S'agissant des détenus, l'essentiel est pour l'instant resté sous contrôle. La sécurité des zones sensibles est assurée, sauf à Aïn Issa où un camp est séparé en deux, avec des femmes et des enfants de djihadistes d'un côté et des réfugiés de l'autre. Dans ce camp, des mouvements se sont produits il y a trois jours, des femmes sont parties, certaines sont ensuite revenues, je n'ai pas d'information plus complète. Avec l'Allemagne, la Grande-Bretagne, la Belgique, les Pays-Bas, le Danemark et la Suède, nous discutons de manière approfondie avec l'Irak du traitement des combattants. Nous sommes ainsi en contact avec les autorités politiques, judiciaires, pénitentiaires pour élaborer un dispositif de judiciarisation.

Cela ne se produira pas dans l'immédiat, mais nous avons l'expérience de mécanismes antérieurs et nous travaillons sur cette hypothèse. Les Irakiens sont compréhensifs et coopératifs, mais leur préoccupation majeure reste les milliers de djihadistes. Quoi qu'il en soit, du fait de l'histoire et de la confiance que nous avons construite, nous sommes en bonne position. Certains mouvements locaux ne sont toutefois pas favorables à ce processus, mais cela relève de questions internes au gouvernement irakien.

Les manifestations récentes, qui ont fait des morts, n'opposaient pas simplement les Chiites aux Sunnites. Il s'agissait plutôt d'un soulèvement populaire contre le gouvernement en général, et la corruption.

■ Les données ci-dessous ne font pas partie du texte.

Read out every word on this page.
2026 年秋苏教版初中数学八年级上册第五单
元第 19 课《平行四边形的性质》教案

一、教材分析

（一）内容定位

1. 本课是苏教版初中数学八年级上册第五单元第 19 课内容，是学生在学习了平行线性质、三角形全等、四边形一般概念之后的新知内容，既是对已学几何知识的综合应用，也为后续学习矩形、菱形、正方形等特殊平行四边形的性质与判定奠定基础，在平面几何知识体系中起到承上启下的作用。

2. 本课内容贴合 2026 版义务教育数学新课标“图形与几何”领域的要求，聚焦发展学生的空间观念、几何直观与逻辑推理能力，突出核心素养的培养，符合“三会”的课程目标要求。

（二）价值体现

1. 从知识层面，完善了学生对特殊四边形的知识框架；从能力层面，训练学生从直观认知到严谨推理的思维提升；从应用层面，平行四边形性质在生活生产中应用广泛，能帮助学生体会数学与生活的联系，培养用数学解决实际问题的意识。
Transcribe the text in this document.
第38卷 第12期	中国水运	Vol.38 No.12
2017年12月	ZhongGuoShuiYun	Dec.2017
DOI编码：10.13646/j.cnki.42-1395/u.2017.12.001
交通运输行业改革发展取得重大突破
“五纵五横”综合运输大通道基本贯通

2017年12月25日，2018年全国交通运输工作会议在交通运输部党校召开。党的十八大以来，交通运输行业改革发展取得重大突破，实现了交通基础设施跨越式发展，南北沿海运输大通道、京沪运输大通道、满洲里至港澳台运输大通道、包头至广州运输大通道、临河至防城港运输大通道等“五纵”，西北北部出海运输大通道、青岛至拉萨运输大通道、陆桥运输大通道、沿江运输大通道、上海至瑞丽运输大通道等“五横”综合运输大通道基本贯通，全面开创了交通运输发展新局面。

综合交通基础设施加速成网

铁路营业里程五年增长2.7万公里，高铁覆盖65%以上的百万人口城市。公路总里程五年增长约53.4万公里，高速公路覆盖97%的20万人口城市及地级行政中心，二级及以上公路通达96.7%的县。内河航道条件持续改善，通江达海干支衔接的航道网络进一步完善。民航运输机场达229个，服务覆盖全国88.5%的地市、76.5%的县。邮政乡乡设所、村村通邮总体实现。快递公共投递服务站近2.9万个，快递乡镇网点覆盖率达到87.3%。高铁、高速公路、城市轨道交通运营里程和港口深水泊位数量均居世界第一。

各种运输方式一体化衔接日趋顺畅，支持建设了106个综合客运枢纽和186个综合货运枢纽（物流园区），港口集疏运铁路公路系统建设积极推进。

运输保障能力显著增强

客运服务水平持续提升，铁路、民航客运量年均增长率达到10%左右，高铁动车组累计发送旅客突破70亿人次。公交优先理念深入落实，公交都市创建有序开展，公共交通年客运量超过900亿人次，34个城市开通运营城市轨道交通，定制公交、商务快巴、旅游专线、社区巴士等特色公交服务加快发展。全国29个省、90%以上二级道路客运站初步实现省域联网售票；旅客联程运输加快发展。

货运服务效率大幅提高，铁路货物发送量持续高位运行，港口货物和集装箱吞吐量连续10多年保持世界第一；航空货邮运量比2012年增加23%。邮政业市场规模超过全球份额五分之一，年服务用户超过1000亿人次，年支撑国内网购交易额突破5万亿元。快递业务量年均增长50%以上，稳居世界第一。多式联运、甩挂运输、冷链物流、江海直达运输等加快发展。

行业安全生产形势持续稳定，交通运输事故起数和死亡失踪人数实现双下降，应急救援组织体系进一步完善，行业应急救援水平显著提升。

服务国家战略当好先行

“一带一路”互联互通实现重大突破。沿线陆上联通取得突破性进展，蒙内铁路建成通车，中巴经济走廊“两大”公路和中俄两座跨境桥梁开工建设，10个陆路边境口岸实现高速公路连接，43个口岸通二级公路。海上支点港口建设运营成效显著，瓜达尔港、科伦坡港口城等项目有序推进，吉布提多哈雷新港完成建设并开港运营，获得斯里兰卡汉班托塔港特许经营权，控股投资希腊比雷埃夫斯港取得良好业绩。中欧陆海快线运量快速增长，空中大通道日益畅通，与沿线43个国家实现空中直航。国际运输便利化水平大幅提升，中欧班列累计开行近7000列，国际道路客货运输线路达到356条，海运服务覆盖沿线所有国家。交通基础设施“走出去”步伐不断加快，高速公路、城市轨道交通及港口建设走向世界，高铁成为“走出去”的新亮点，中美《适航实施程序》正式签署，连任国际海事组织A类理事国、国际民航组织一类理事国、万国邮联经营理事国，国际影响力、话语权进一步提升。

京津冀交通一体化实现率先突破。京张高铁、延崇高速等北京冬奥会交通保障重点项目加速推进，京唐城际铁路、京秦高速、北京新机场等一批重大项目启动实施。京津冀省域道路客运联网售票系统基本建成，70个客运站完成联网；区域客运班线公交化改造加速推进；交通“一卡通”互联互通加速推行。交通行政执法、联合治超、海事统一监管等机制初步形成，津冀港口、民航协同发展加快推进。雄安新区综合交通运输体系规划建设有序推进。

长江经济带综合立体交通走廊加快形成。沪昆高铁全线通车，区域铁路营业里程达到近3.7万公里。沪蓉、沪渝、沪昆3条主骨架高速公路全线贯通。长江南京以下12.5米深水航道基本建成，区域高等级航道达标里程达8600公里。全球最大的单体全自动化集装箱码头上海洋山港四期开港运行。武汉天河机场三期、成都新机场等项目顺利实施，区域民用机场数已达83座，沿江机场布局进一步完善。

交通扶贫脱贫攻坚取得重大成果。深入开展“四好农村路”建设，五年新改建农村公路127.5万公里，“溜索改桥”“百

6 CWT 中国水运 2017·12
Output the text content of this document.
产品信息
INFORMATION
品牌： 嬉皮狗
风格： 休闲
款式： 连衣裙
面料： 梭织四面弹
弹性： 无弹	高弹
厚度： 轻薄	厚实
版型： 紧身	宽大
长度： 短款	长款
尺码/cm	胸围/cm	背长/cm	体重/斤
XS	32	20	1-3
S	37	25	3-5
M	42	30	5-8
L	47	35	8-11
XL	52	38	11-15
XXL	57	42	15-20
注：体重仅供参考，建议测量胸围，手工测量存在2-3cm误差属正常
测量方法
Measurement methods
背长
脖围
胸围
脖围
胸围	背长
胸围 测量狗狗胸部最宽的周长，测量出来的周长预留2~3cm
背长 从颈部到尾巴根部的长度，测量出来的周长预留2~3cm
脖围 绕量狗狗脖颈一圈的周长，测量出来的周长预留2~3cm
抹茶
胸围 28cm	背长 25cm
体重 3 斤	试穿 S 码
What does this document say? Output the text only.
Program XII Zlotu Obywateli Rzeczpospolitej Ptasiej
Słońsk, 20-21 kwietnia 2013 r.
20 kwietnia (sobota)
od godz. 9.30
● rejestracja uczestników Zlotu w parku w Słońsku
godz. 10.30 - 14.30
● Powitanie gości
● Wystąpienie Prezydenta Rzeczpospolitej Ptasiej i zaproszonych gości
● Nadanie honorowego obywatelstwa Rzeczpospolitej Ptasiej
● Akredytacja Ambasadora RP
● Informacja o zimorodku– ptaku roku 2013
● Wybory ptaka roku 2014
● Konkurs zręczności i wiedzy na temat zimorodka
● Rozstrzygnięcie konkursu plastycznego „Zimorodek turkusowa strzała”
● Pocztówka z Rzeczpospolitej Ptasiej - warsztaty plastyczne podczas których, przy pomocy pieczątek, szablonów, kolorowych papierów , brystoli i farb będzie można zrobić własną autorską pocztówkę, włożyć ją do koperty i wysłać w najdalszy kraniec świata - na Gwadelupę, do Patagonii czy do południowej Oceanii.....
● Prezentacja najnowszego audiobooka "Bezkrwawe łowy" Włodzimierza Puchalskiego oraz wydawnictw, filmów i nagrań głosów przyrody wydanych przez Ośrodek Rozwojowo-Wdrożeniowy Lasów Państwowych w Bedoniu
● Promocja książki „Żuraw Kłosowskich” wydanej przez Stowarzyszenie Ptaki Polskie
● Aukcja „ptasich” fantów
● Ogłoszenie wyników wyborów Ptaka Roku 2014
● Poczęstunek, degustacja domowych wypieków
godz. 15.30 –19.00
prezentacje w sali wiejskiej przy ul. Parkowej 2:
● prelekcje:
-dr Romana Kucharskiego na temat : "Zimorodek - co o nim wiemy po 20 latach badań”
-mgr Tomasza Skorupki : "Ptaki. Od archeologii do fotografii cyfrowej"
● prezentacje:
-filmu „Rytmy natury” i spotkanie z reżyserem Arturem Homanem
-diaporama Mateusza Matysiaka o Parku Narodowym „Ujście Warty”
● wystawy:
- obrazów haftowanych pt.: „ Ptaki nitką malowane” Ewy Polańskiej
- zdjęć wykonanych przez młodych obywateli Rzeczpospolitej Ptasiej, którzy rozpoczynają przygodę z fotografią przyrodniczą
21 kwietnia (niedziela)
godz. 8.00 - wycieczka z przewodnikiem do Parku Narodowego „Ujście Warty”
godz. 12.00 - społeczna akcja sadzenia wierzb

Q - Le coordinateur du pôle anti-terroriste en France a déclaré qu'il vaudrait mieux que chaque pays rapatrie ses ressortissants pour les juger, y compris pour des raisons de sécurité.

R - Je vous suggère de l'interroger sur ce sujet et de lui demander comment il ferait. J'ai été surpris de cette déclaration.

Q - La Belgique, d'après M. Trump, souhaite récupérer les siens. Si chacun agit en ordre dispersé...

R - Ce n'est pas simple. Nous avions sorti dix-sept enfants dans le passé. Je ne me hasarderais pas à envoyer des diplomates traiter ces questions, tant le terrain est devenu dangereux. La confiance envers la France n'est pas touchée, au contraire. L'Europe sera-t-elle à même de relever ce défi ? On peut être optimiste. Peut-être un prochain accord va-t-il permettre la sécurisation de la zone. Il n'empêche que des actes ont été posés, ce qui posera à l'avenir un problème de crédibilité. Il y a aussi des invraisemblances. M. Trump a dit qu'il n'irait pas séparer Turcs et Syriens à 11.000 kilomètres des Etats-Unis. Après le 11 septembre, l'article 5 de l'OTAN a été mobilisé pour la seule fois de l'histoire de l'Alliance. Nous étions là, nous avons franchi les 11.000 km pour intervenir en Afghanistan. Et nous avons eu des morts.

M. Christian Cambon, président. - Merci pour ce point de situation.